I made a mental note to yell at her about staying out of my room later and sat down on the soft carpet next to the dolls. Looking past the dolls to the bathroom door, I could vaguely remember a time when it was blue. It had been a boy’s room when my family moved here. I remembered playing with the same dolls in this empty room on a stale smelling, aqua-green carpet. I could remember the Barbies’ names too. Ashley was sitting naked in front of Lisa and Alice, Lila was wearing a pale pink gown. Some of them bore the marks of being chewed on by our puppy, “Digger,” at one time. Violet’s head was torn clean off and lying next to Ashley. Something about it was funny to me. These dolls were at least twelve years old now, maybe older. They shouldn't be running around naked. (Something I’d informed Elizabeth about several times in the past week.)
And none of them were perfect. They were old and damaged. They had bite marks all over them, scratched paint, dirty faces, missing shoes. But Elizabeth loved them, and so had I once.
I picked up Lila after a couple of tries and straightened her dress. I noticed her eye was slightly misprinted on her face. It was easy to remember how pretty she had looked when I first got her. How perfect. But now there was a smear on her forehead, and the back of her dress was stained. She smiled and I couldn't help but smile back. She didn't mind, and neither did Liz.
Thinking back on that night I can barely remember the party. I can’t remember what I wore, or how perfect my makeup had or hadn't looked. I do remember the dolls though. I remember how I had thought somewhere in the back of my mind that if I could look like them I would be perfect. Beautiful.
But the dolls had never been perfect, and neither had I. But they had always been beautiful. And so had I.
The next morning when Elizabeth got home from her sleepover, and my parents had returned from their weekend trip to Rochester, breakfast was waiting on the table and the house had been cleaned after the party. Mom and Dad looked suspicious of the lack of clutter and breakfast being on the table, but they were glad nonetheless. I sat down with my sister and asked her if she wanted to play Barbies. She smiled in a way that would lead you to believe it was Christmas morning. I realized we hadn't played together for quite awhile.

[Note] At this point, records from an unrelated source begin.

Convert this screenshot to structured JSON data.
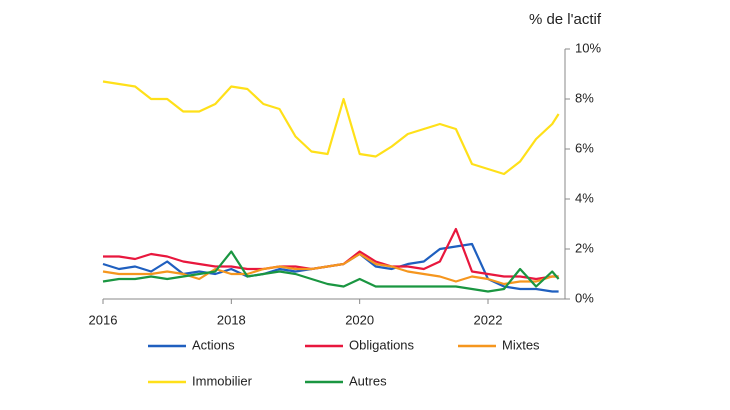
{
  "chart_data": {
    "type": "line",
    "y_axis_label": "% de l'actif",
    "x": [
      2016,
      2016.25,
      2016.5,
      2016.75,
      2017,
      2017.25,
      2017.5,
      2017.75,
      2018,
      2018.25,
      2018.5,
      2018.75,
      2019,
      2019.25,
      2019.5,
      2019.75,
      2020,
      2020.25,
      2020.5,
      2020.75,
      2021,
      2021.25,
      2021.5,
      2021.75,
      2022,
      2022.25,
      2022.5,
      2022.75,
      2023,
      2023.1
    ],
    "series": [
      {
        "name": "Actions",
        "color": "#1f5fbf",
        "values": [
          1.4,
          1.2,
          1.3,
          1.1,
          1.5,
          1.0,
          1.1,
          1.0,
          1.2,
          0.9,
          1.0,
          1.2,
          1.1,
          1.2,
          1.3,
          1.4,
          1.8,
          1.3,
          1.2,
          1.4,
          1.5,
          2.0,
          2.1,
          2.2,
          0.8,
          0.5,
          0.4,
          0.4,
          0.3,
          0.3
        ]
      },
      {
        "name": "Obligations",
        "color": "#e8173d",
        "values": [
          1.7,
          1.7,
          1.6,
          1.8,
          1.7,
          1.5,
          1.4,
          1.3,
          1.3,
          1.2,
          1.2,
          1.3,
          1.3,
          1.2,
          1.3,
          1.4,
          1.9,
          1.5,
          1.3,
          1.3,
          1.2,
          1.5,
          2.8,
          1.1,
          1.0,
          0.9,
          0.9,
          0.8,
          0.9,
          0.9
        ]
      },
      {
        "name": "Mixtes",
        "color": "#f5961e",
        "values": [
          1.1,
          1.0,
          1.0,
          1.0,
          1.1,
          1.0,
          0.8,
          1.2,
          1.0,
          1.0,
          1.2,
          1.3,
          1.2,
          1.2,
          1.3,
          1.4,
          1.8,
          1.4,
          1.3,
          1.1,
          1.0,
          0.9,
          0.7,
          0.9,
          0.8,
          0.6,
          0.7,
          0.7,
          0.9,
          0.9
        ]
      },
      {
        "name": "Immobilier",
        "color": "#ffe019",
        "values": [
          8.7,
          8.6,
          8.5,
          8.0,
          8.0,
          7.5,
          7.5,
          7.8,
          8.5,
          8.4,
          7.8,
          7.6,
          6.5,
          5.9,
          5.8,
          8.0,
          5.8,
          5.7,
          6.1,
          6.6,
          6.8,
          7.0,
          6.8,
          5.4,
          5.2,
          5.0,
          5.5,
          6.4,
          7.0,
          7.4
        ]
      },
      {
        "name": "Autres",
        "color": "#1a9641",
        "values": [
          0.7,
          0.8,
          0.8,
          0.9,
          0.8,
          0.9,
          1.0,
          1.1,
          1.9,
          0.9,
          1.0,
          1.1,
          1.0,
          0.8,
          0.6,
          0.5,
          0.8,
          0.5,
          0.5,
          0.5,
          0.5,
          0.5,
          0.5,
          0.4,
          0.3,
          0.4,
          1.2,
          0.5,
          1.1,
          0.8
        ]
      }
    ],
    "xlim": [
      2016,
      2023.2
    ],
    "xticks": [
      2016,
      2018,
      2020,
      2022
    ],
    "ylim": [
      0,
      10
    ],
    "yticks": [
      {
        "value": 0,
        "label": "0%"
      },
      {
        "value": 2,
        "label": "2%"
      },
      {
        "value": 4,
        "label": "4%"
      },
      {
        "value": 6,
        "label": "6%"
      },
      {
        "value": 8,
        "label": "8%"
      },
      {
        "value": 10,
        "label": "10%"
      }
    ]
  }
}
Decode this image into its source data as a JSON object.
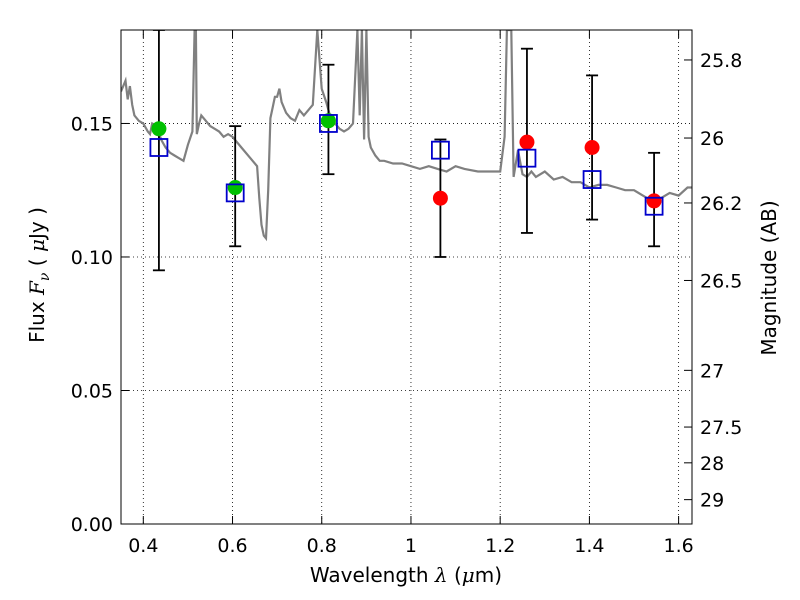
{
  "chart_data": {
    "type": "scatter",
    "xlabel_prefix": "Wavelength",
    "xlabel_symbol": "λ",
    "xlabel_unit_open": "(",
    "xlabel_unit_mu": "μ",
    "xlabel_unit_rest": "m)",
    "ylabel_prefix": "Flux",
    "ylabel_symbol": "F",
    "ylabel_subscript": "ν",
    "ylabel_unit_open": "(",
    "ylabel_unit_mu": "μ",
    "ylabel_unit_rest": "Jy )",
    "y2label": "Magnitude (AB)",
    "xlim": [
      0.35,
      1.63
    ],
    "ylim": [
      0.0,
      0.185
    ],
    "grid": true,
    "x_ticks": [
      0.4,
      0.6,
      0.8,
      1.0,
      1.2,
      1.4,
      1.6
    ],
    "x_tick_labels": [
      "0.4",
      "0.6",
      "0.8",
      "1",
      "1.2",
      "1.4",
      "1.6"
    ],
    "y_ticks": [
      0.0,
      0.05,
      0.1,
      0.15
    ],
    "y_tick_labels": [
      "0.00",
      "0.05",
      "0.10",
      "0.15"
    ],
    "mag_ticks": [
      25.8,
      26,
      26.2,
      26.5,
      27,
      27.5,
      28,
      29
    ],
    "mag_tick_labels": [
      "25.8",
      "26",
      "26.2",
      "26.5",
      "27",
      "27.5",
      "28",
      "29"
    ],
    "colors": {
      "spectrum": "#808080",
      "observed_green": "#00c000",
      "observed_red": "#ff0000",
      "model_box": "#0000cc",
      "errorbar": "#000000",
      "grid": "#000000"
    },
    "spectrum": {
      "name": "model SED",
      "x": [
        0.35,
        0.36,
        0.365,
        0.37,
        0.375,
        0.38,
        0.39,
        0.4,
        0.41,
        0.415,
        0.42,
        0.43,
        0.44,
        0.45,
        0.46,
        0.47,
        0.48,
        0.49,
        0.5,
        0.51,
        0.515,
        0.518,
        0.52,
        0.525,
        0.53,
        0.54,
        0.55,
        0.56,
        0.57,
        0.58,
        0.59,
        0.6,
        0.62,
        0.64,
        0.655,
        0.66,
        0.665,
        0.67,
        0.675,
        0.68,
        0.685,
        0.69,
        0.695,
        0.7,
        0.705,
        0.71,
        0.72,
        0.73,
        0.74,
        0.75,
        0.76,
        0.77,
        0.78,
        0.79,
        0.8,
        0.81,
        0.82,
        0.83,
        0.84,
        0.85,
        0.86,
        0.87,
        0.88,
        0.885,
        0.89,
        0.895,
        0.9,
        0.905,
        0.91,
        0.92,
        0.93,
        0.94,
        0.96,
        0.98,
        1.0,
        1.02,
        1.04,
        1.06,
        1.08,
        1.1,
        1.12,
        1.15,
        1.18,
        1.2,
        1.21,
        1.215,
        1.22,
        1.225,
        1.23,
        1.24,
        1.25,
        1.26,
        1.27,
        1.28,
        1.3,
        1.32,
        1.34,
        1.36,
        1.38,
        1.4,
        1.42,
        1.44,
        1.46,
        1.48,
        1.5,
        1.52,
        1.54,
        1.56,
        1.58,
        1.6,
        1.62,
        1.63
      ],
      "y": [
        0.162,
        0.166,
        0.159,
        0.164,
        0.157,
        0.153,
        0.151,
        0.15,
        0.147,
        0.146,
        0.15,
        0.149,
        0.144,
        0.141,
        0.139,
        0.138,
        0.137,
        0.136,
        0.142,
        0.147,
        0.185,
        0.185,
        0.146,
        0.15,
        0.153,
        0.151,
        0.149,
        0.148,
        0.147,
        0.145,
        0.146,
        0.145,
        0.141,
        0.137,
        0.134,
        0.122,
        0.112,
        0.108,
        0.107,
        0.125,
        0.152,
        0.156,
        0.16,
        0.16,
        0.163,
        0.158,
        0.154,
        0.152,
        0.151,
        0.155,
        0.153,
        0.155,
        0.157,
        0.185,
        0.163,
        0.158,
        0.152,
        0.15,
        0.148,
        0.147,
        0.148,
        0.15,
        0.185,
        0.153,
        0.185,
        0.144,
        0.185,
        0.145,
        0.141,
        0.138,
        0.136,
        0.136,
        0.135,
        0.135,
        0.134,
        0.133,
        0.134,
        0.133,
        0.132,
        0.134,
        0.133,
        0.132,
        0.132,
        0.132,
        0.145,
        0.185,
        0.185,
        0.185,
        0.13,
        0.14,
        0.131,
        0.13,
        0.132,
        0.13,
        0.132,
        0.129,
        0.13,
        0.128,
        0.128,
        0.126,
        0.127,
        0.127,
        0.126,
        0.125,
        0.125,
        0.123,
        0.121,
        0.122,
        0.124,
        0.123,
        0.126,
        0.126
      ]
    },
    "observed": [
      {
        "x": 0.435,
        "y": 0.148,
        "yerr_low": 0.095,
        "yerr_high": 0.185,
        "color": "green"
      },
      {
        "x": 0.606,
        "y": 0.126,
        "yerr_low": 0.104,
        "yerr_high": 0.149,
        "color": "green"
      },
      {
        "x": 0.815,
        "y": 0.151,
        "yerr_low": 0.131,
        "yerr_high": 0.172,
        "color": "green"
      },
      {
        "x": 1.066,
        "y": 0.122,
        "yerr_low": 0.1,
        "yerr_high": 0.144,
        "color": "red"
      },
      {
        "x": 1.26,
        "y": 0.143,
        "yerr_low": 0.109,
        "yerr_high": 0.178,
        "color": "red"
      },
      {
        "x": 1.406,
        "y": 0.141,
        "yerr_low": 0.114,
        "yerr_high": 0.168,
        "color": "red"
      },
      {
        "x": 1.545,
        "y": 0.121,
        "yerr_low": 0.104,
        "yerr_high": 0.139,
        "color": "red"
      }
    ],
    "model": [
      {
        "x": 0.435,
        "y": 0.141
      },
      {
        "x": 0.606,
        "y": 0.124
      },
      {
        "x": 0.815,
        "y": 0.15
      },
      {
        "x": 1.066,
        "y": 0.14
      },
      {
        "x": 1.26,
        "y": 0.137
      },
      {
        "x": 1.406,
        "y": 0.129
      },
      {
        "x": 1.545,
        "y": 0.119
      }
    ]
  }
}
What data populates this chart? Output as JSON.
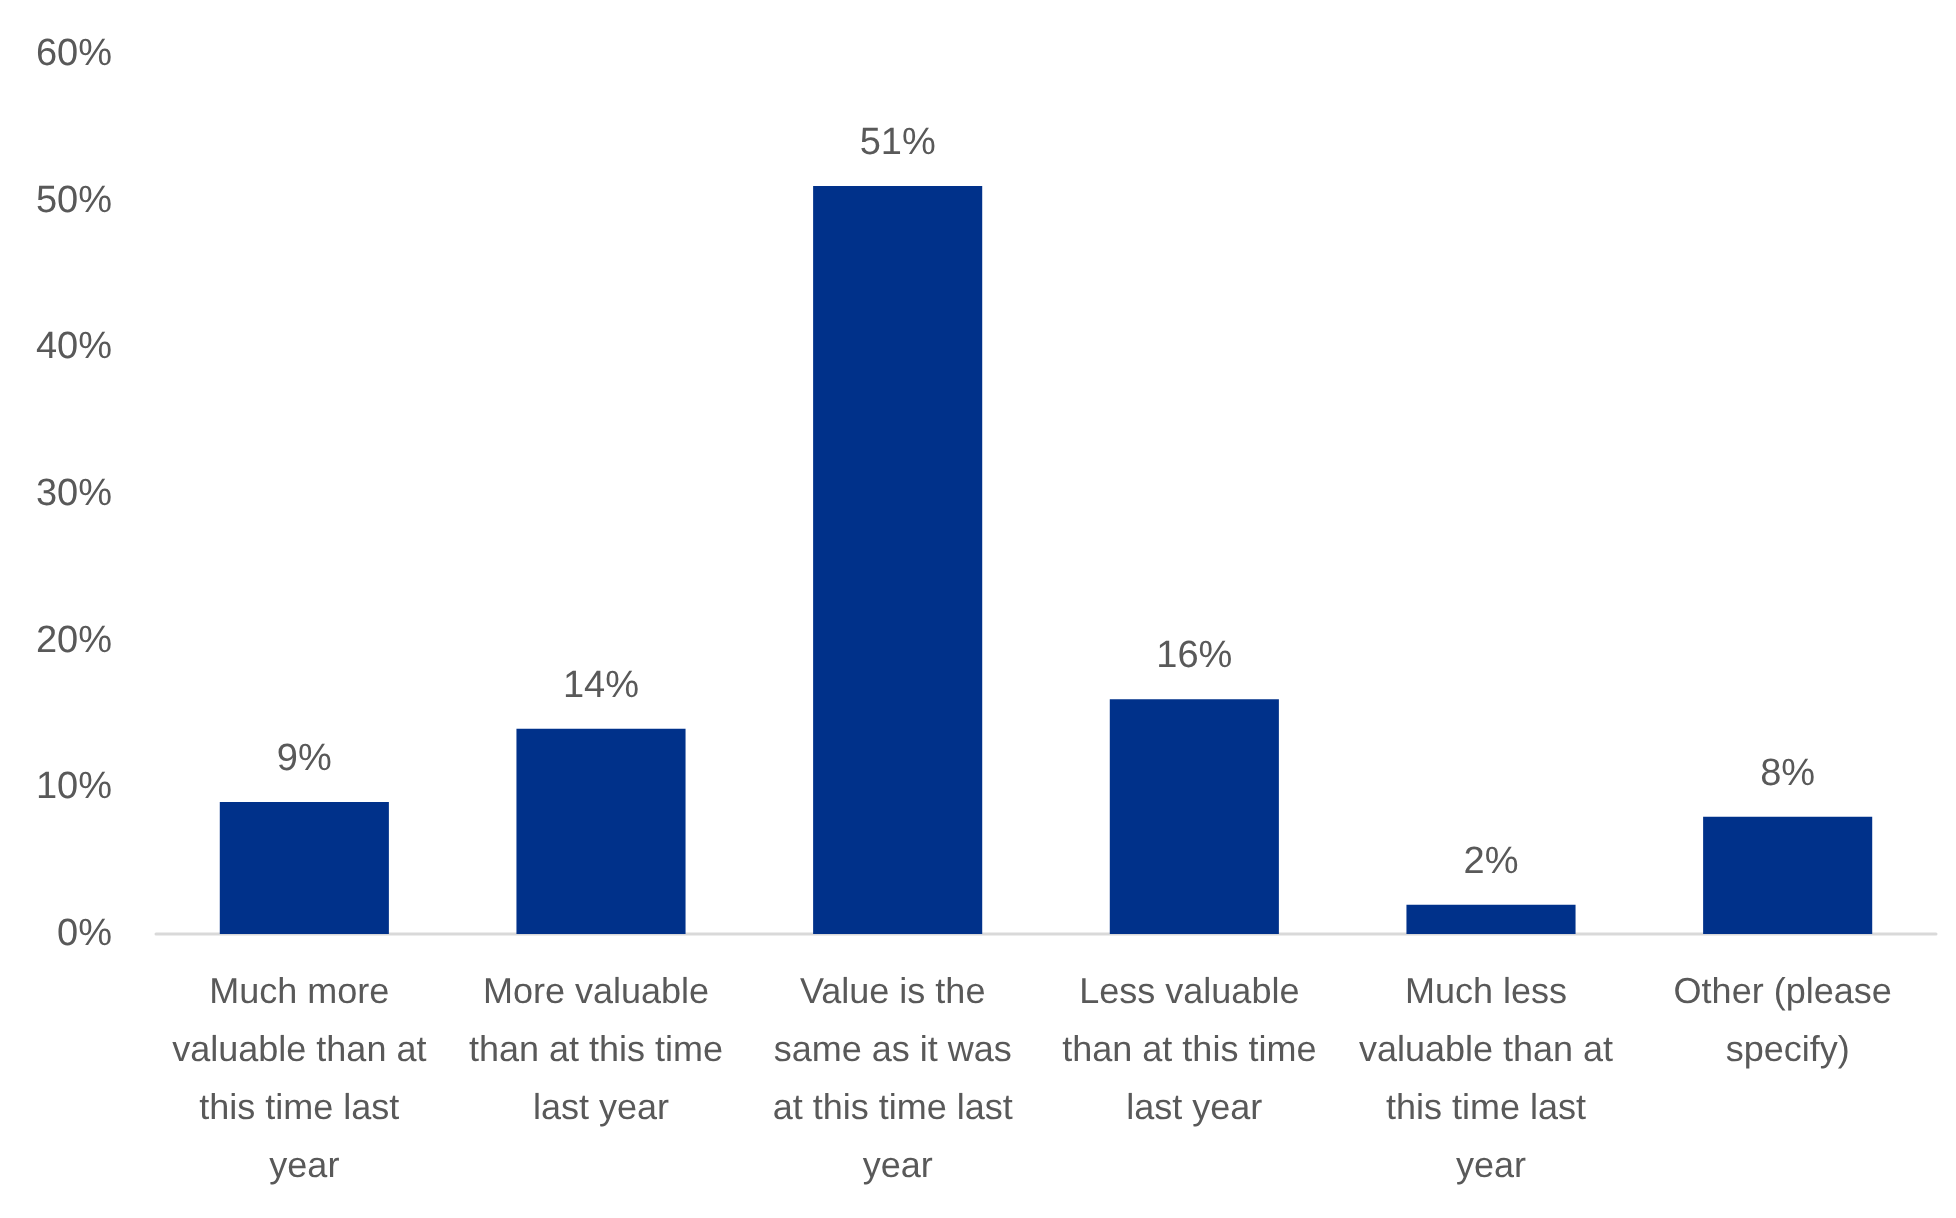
{
  "chart_data": {
    "type": "bar",
    "categories": [
      "Much more valuable than at this time last year",
      "More valuable than at this time last year",
      "Value is the same as it was at this time last year",
      "Less valuable than at this time last year",
      "Much less valuable than at this time last year",
      "Other (please specify)"
    ],
    "values": [
      9,
      14,
      51,
      16,
      2,
      8
    ],
    "value_labels": [
      "9%",
      "14%",
      "51%",
      "16%",
      "2%",
      "8%"
    ],
    "color": "#00318a",
    "ylim": [
      0,
      60
    ],
    "yticks": [
      {
        "value": 0,
        "label": "0%"
      },
      {
        "value": 10,
        "label": "10%"
      },
      {
        "value": 20,
        "label": "20%"
      },
      {
        "value": 30,
        "label": "30%"
      },
      {
        "value": 40,
        "label": "40%"
      },
      {
        "value": 50,
        "label": "50%"
      },
      {
        "value": 60,
        "label": "60%"
      }
    ],
    "grid": false
  }
}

It’s been quite a few years since that night, and it took some doing, but I finally figured out how to love myself and others rather than hold myself to some imaginary standard set by my own mind. My hair is long and brown like my mother’s, and drinks are few and far between. I have a daughter who plays with Barbies now, and Elizabeth has a family of her own. Today we’re getting together for Christmas dinner. The plates are set out in careful order just like mom used to do, Ashley is in the kitchen with her father putting the finishing touches on the ham, and I’m just here on the front porch brimming with anticipation. The ice hanging off the roof sparkles in the noon sunlight like it always does. Snow clings to the trees in heavy sheets, and clear across the yard Elizabeth’s car rolls onto the freshly plowed driveway.